Changes to the tax credits applicable as of january 1, 20160 Comments
In an objective to render the French territory more attractive for the production of theatrical and audiovisual programs, Law n°2014-1655 dated December 29, 2014 modifies the tax credits available for such programs. Applicable as of January 1, 2016, the law incentivizes both producers (with respect to the national tax credit) and line producers (with respect to the tax rebate for international productions, also known as “TRIP”) to spend production costs in France.
With respect to the national tax credit:
The changes made by this law are mainly oriented toward animation programs in order to reduce the delocalization of the production of such programs abroad, notably to Canada or the US. Accordingly, the percentage of French eligible expenditures used to calculate the amount of tax credit available to French companies is increased to 25% for both theatrical and audiovisual animation programs. Additionally, the overall cap to the tax credits that can be received for one single program is increased from 1,300€ to 3,000€ per minute produced and delivered.
These changes also address low budget theatrical motion pictures. Indeed, the increased percentage of 30% of French eligible expenditures, which has been available solely for programs with budgets below or equal to 4 Million Euros until now, has been extended to motion pictures with a budget comprised between 4 Million Euros and 7 Million Euros. This measure will enable additional financing solutions for “middle-range” pictures which are the most prejudiced by the financing decrease, according to Frederique Bredin, President of the Centre National de la Cinematographie et de l’Image Animee (CNC).
With respect to the TRIP:
The modifications provided by the law increase the percentage of French eligible expenditures used to calculate the amounts available for the tax credit (from 20% to 30%) as well as the overall cap to tax credits received on one program (from 20,000,000€ to 30,000,000€). The objective of these measures is to improve how France is perceived by the entire world as a cultural, touristic and economic destination (we note that the television series “Merlin”, which benefited from the TRIP, has generated a significant increase in visits of the Castle of Pierrefond).

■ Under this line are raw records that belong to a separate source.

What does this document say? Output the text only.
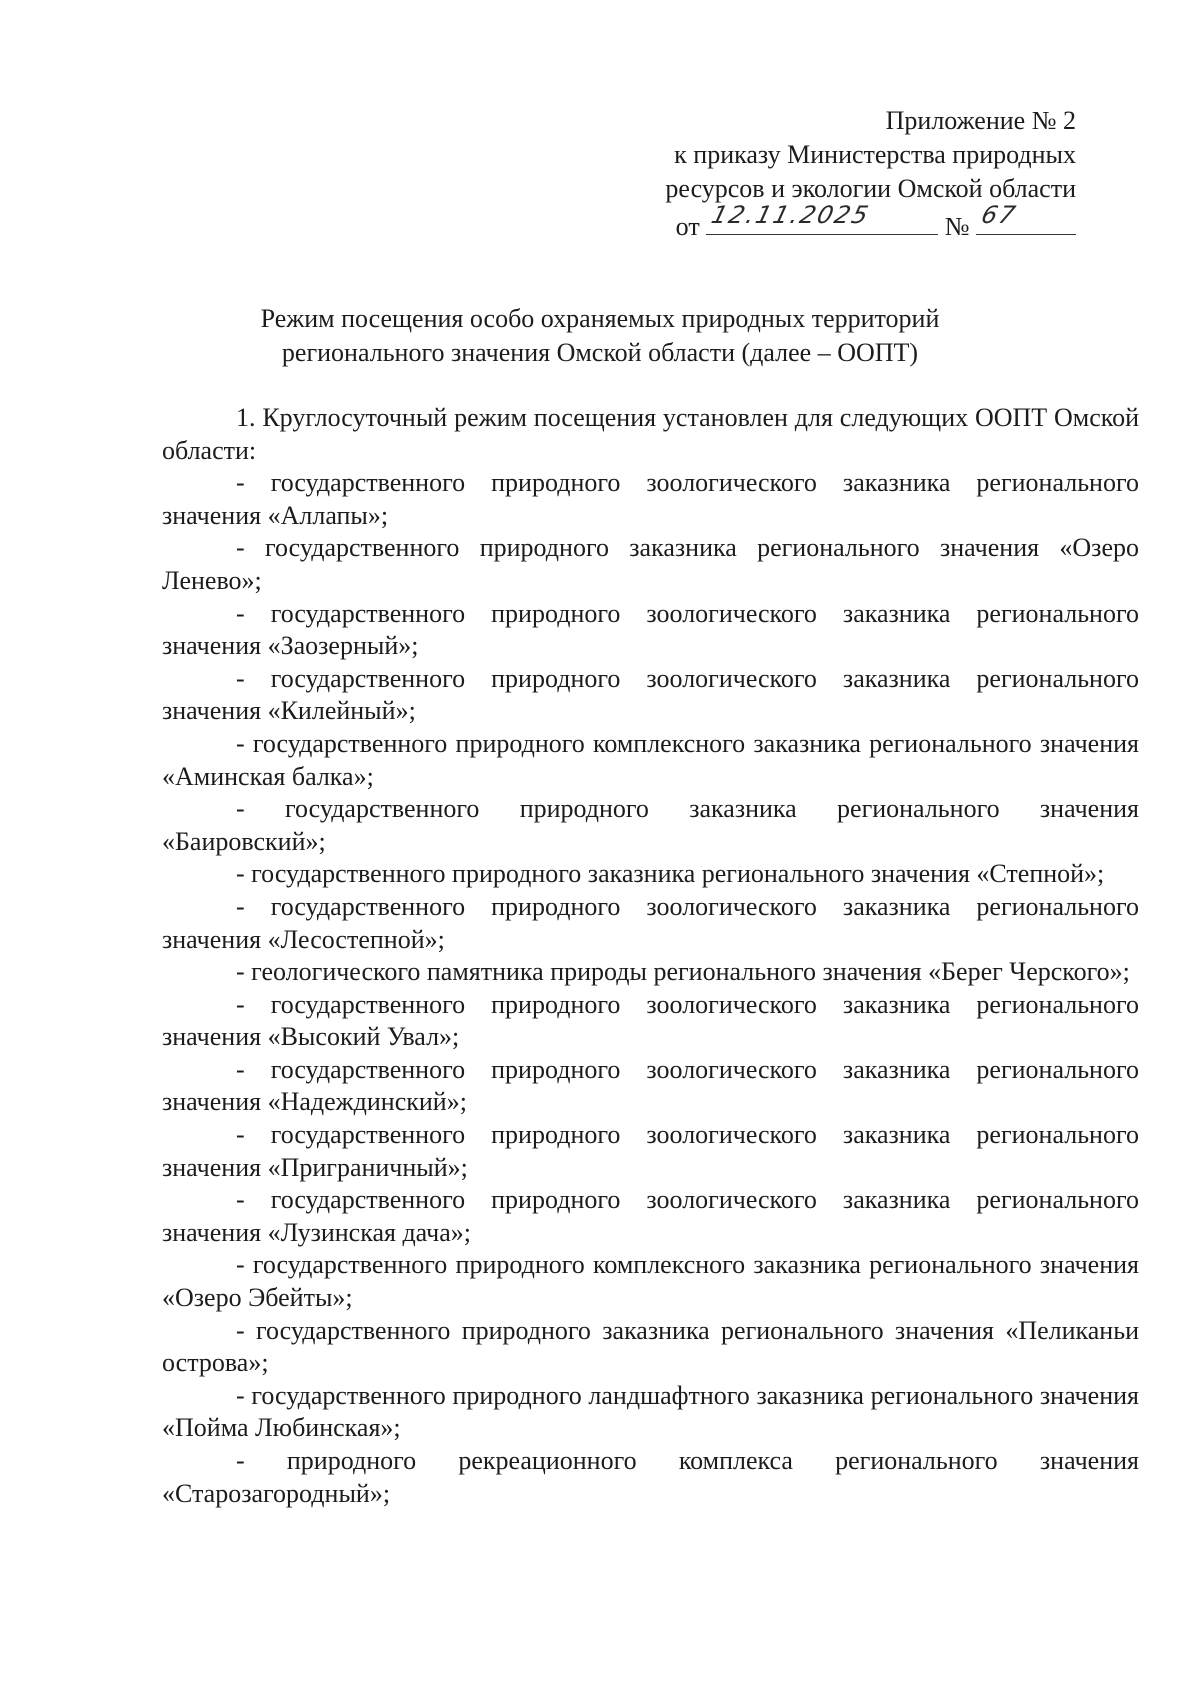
Приложение № 2
к приказу Министерства природных
ресурсов и экологии Омской области
от 12.11.2025	№ 67
Режим посещения особо охраняемых природных территорий
регионального значения Омской области (далее – ООПТ)

1. Круглосуточный режим посещения установлен для следующих ООПТ Омской области:

- государственного природного зоологического заказника регионального значения «Аллапы»;

- государственного природного заказника регионального значения «Озеро Ленево»;

- государственного природного зоологического заказника регионального значения «Заозерный»;

- государственного природного зоологического заказника регионального значения «Килейный»;

- государственного природного комплексного заказника регионального значения «Аминская балка»;

- государственного природного заказника регионального значения «Баировский»;

- государственного природного заказника регионального значения «Степной»;

- государственного природного зоологического заказника регионального значения «Лесостепной»;

- геологического памятника природы регионального значения «Берег Черского»;

- государственного природного зоологического заказника регионального значения «Высокий Увал»;

- государственного природного зоологического заказника регионального значения «Надеждинский»;

- государственного природного зоологического заказника регионального значения «Приграничный»;

- государственного природного зоологического заказника регионального значения «Лузинская дача»;

- государственного природного комплексного заказника регионального значения «Озеро Эбейты»;

- государственного природного заказника регионального значения «Пеликаньи острова»;

- государственного природного ландшафтного заказника регионального значения «Пойма Любинская»;

- природного рекреационного комплекса регионального значения «Старозагородный»;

These new measures are welcome at times when the financing of theatrical and audiovisual programs is suffering (reduction of approximately 20% in the financing of the French theatrical productions, and of approximately 13% with respect to international theatrical co-productions for 2014). The parliamentarian deputies which initiated such changes are convinced that they will generate a significant economic return. Let’s hope that the future will prove them right.